Harper and others have created the Garfield Avenue Chromium Coalition, which has a website (http://blog.ga-cc.com) outlining why a thorough cleanup is needed.
One of the things visitors to the site will see is the number “300,000” as in 300,000 tons of chromium that the coalition has claimed is on the site, based on their research and in consultation with various legal and environmental experts working with them on this issue. The coalition is concerned that the chromium cleanup will only take into consideration the site and not other land where the chromium could have spread by wind via dust or by water.
“Chromium has gone into the open sewers on Garfield and other streets, which is vast contamination,” Harper said. “Peoples’ lives are at stake.” He has video taped some of the chromium runoff in the area and posted it on YouTube.
Also, Harper and others such as the neighborhood group GRACO (Garfield, Randolph, Arlington, Clerk, Claremont, Carteret, and Ocean) are skeptical that the cleanup may not be stringent enough and that PPG may not be sincere about the cleanup. They say that the company took a long time to come to a settlement. Harper said his research has found that PPG has reserved over $190 million for their cleanup in Hudson County, but he believes it will cost three to four times more.
GRACO has retained an environmental lawyer to look into legal action to ensure a thorough cleanup, and both Garfield Avenue Chromium Coalition and GRACO have gotten the support of the Hudson County-based Interfaith Community Organization, which, along with the Natural Resources Defense Council (NRDC), filed a citizens’ lawsuit in February against PPG in federal court to get the Garfield Avenue site cleanup started.

PPG’s stance

PPG spokesperson Jeremy Neuhart commented last week about the settlement: “It provides a process that will result in the remediation of 900 Garfield Avenue and the other chrome sites for which PPG is responsible without further litigation. The process includes a communications plan that will provide a forum for all members of the community to have a say in clean-ups.”
He added: “The clean-up at 900 Garfield Avenue and any other site with a residential end-use will be conducted in accordance with NJDEP’s stringent residential standards; and a court-appointed site administrator will oversee the cleanup process, establishing a master schedule that will have judicially enforceable deadlines.”
The NJDEP is the New Jersey Department of Environmental Protection, which is responsible for overseeing the cleanup of all contaminated sites in the state.

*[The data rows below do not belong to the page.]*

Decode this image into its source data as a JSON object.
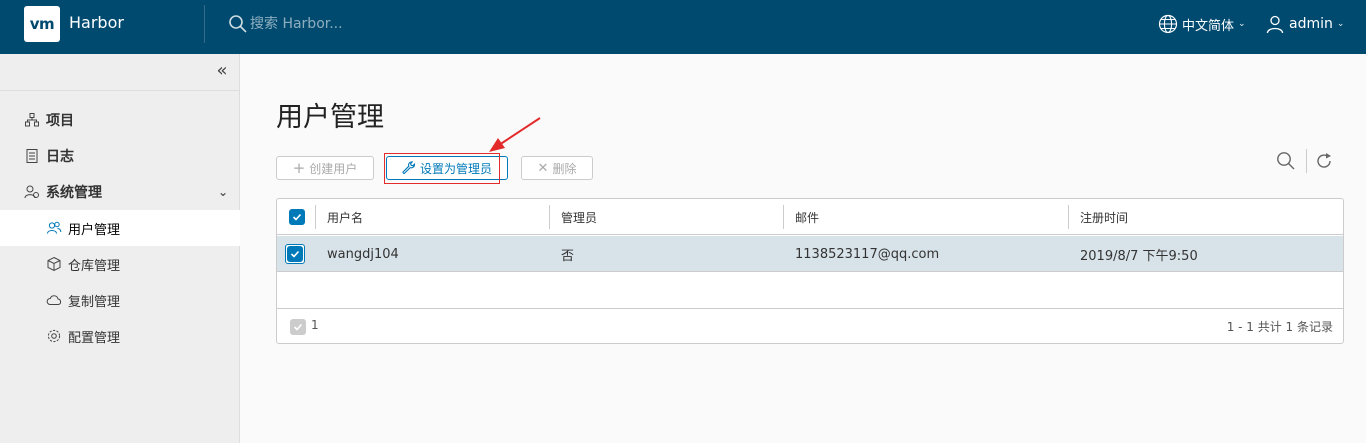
{
  "header": {
    "logo_text": "vm",
    "app_title": "Harbor",
    "search_placeholder": "搜索 Harbor...",
    "language": "中文简体",
    "user": "admin"
  },
  "sidebar": {
    "items": [
      {
        "label": "项目",
        "icon": "projects-icon"
      },
      {
        "label": "日志",
        "icon": "logs-icon"
      },
      {
        "label": "系统管理",
        "icon": "admin-icon",
        "expanded": true
      }
    ],
    "sub_items": [
      {
        "label": "用户管理",
        "icon": "users-icon",
        "active": true
      },
      {
        "label": "仓库管理",
        "icon": "registry-icon"
      },
      {
        "label": "复制管理",
        "icon": "replication-icon"
      },
      {
        "label": "配置管理",
        "icon": "config-icon"
      }
    ]
  },
  "main": {
    "title": "用户管理",
    "toolbar": {
      "create_label": "创建用户",
      "set_admin_label": "设置为管理员",
      "delete_label": "删除"
    },
    "table": {
      "columns": [
        "用户名",
        "管理员",
        "邮件",
        "注册时间"
      ],
      "rows": [
        {
          "username": "wangdj104",
          "admin": "否",
          "email": "1138523117@qq.com",
          "registered": "2019/8/7 下午9:50",
          "selected": true
        }
      ],
      "footer_selected": "1",
      "footer_total": "1 - 1 共计 1 条记录"
    }
  },
  "colors": {
    "header_bg": "#004a70",
    "accent": "#0079b8",
    "highlight_annotation": "#e32b2b",
    "selected_row": "#d8e3e9"
  }
}
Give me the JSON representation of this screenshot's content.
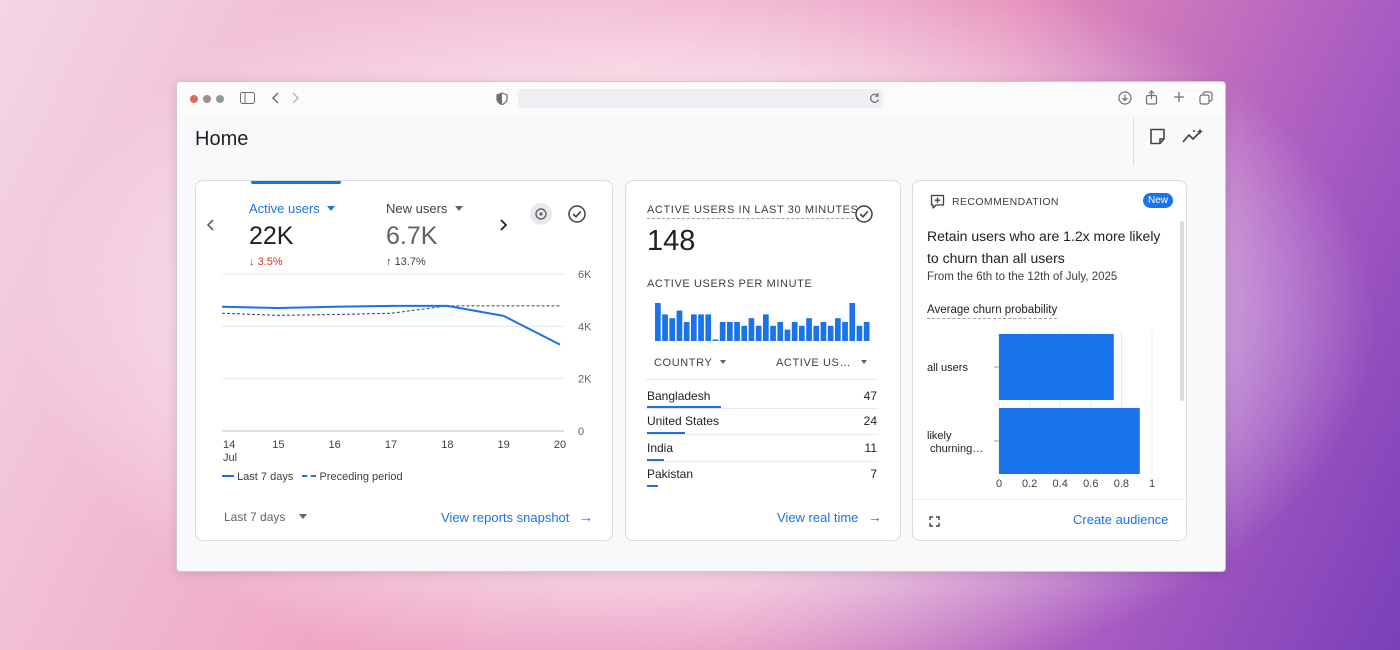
{
  "page": {
    "title": "Home"
  },
  "colors": {
    "accent": "#1a73e8",
    "negative": "#d93025"
  },
  "overview_card": {
    "metrics": [
      {
        "label": "Active users",
        "value": "22K",
        "change": "3.5%",
        "direction": "down",
        "selected": true
      },
      {
        "label": "New users",
        "value": "6.7K",
        "change": "13.7%",
        "direction": "up",
        "selected": false
      }
    ],
    "legend": {
      "current": "Last 7 days",
      "previous": "Preceding period"
    },
    "date_range": "Last 7 days",
    "link": "View reports snapshot"
  },
  "chart_data": {
    "type": "line",
    "x": [
      "14",
      "15",
      "16",
      "17",
      "18",
      "19",
      "20"
    ],
    "x_sublabel": "Jul",
    "ylim": [
      0,
      6000
    ],
    "yticks": [
      "6K",
      "4K",
      "2K",
      "0"
    ],
    "grid": true,
    "legend_position": "bottom-left",
    "series": [
      {
        "name": "Last 7 days",
        "style": "solid",
        "values": [
          4750,
          4700,
          4750,
          4780,
          4780,
          4400,
          3300
        ]
      },
      {
        "name": "Preceding period",
        "style": "dashed",
        "values": [
          4500,
          4420,
          4450,
          4500,
          4780,
          4780,
          4780
        ]
      }
    ]
  },
  "realtime_card": {
    "title": "ACTIVE USERS IN LAST 30 MINUTES",
    "value": "148",
    "per_minute_label": "ACTIVE USERS PER MINUTE",
    "per_minute_values": [
      10,
      7,
      6,
      8,
      5,
      7,
      7,
      7,
      0,
      5,
      5,
      5,
      4,
      6,
      4,
      7,
      4,
      5,
      3,
      5,
      4,
      6,
      4,
      5,
      4,
      6,
      5,
      10,
      4,
      5
    ],
    "table": {
      "col1": "COUNTRY",
      "col2": "ACTIVE US…",
      "rows": [
        {
          "name": "Bangladesh",
          "value": "47",
          "share": 1.0
        },
        {
          "name": "United States",
          "value": "24",
          "share": 0.51
        },
        {
          "name": "India",
          "value": "11",
          "share": 0.23
        },
        {
          "name": "Pakistan",
          "value": "7",
          "share": 0.15
        }
      ]
    },
    "link": "View real time"
  },
  "recommendation_card": {
    "header": "RECOMMENDATION",
    "badge": "New",
    "headline_line1": "Retain users who are 1.2x more likely",
    "headline_line2": "to churn than all users",
    "date_range": "From the 6th to the 12th of July, 2025",
    "chart_title": "Average churn probability",
    "bars": [
      {
        "label": "all users",
        "value": 0.75
      },
      {
        "label_line1": "likely",
        "label_line2": "churning…",
        "value": 0.92
      }
    ],
    "xticks": [
      "0",
      "0.2",
      "0.4",
      "0.6",
      "0.8",
      "1"
    ],
    "xlim": [
      0,
      1
    ],
    "link": "Create audience"
  }
}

On the issue of cost, Neuhart said even though PPG set aside $193 million for the 14 Hudson County sites mentioned in the settlement, if the Garfield Avenue site cost exceeds that amount, then PPG will “fund the clean-up fully” under the terms of an administrative consent order it signed with the state in 1990 to clean up all its sites.
PPG said that at least 500,000 tons of soil may be affected at the 14 sites, but did not specify how many tons of chromium are on the Garfield Avenue site.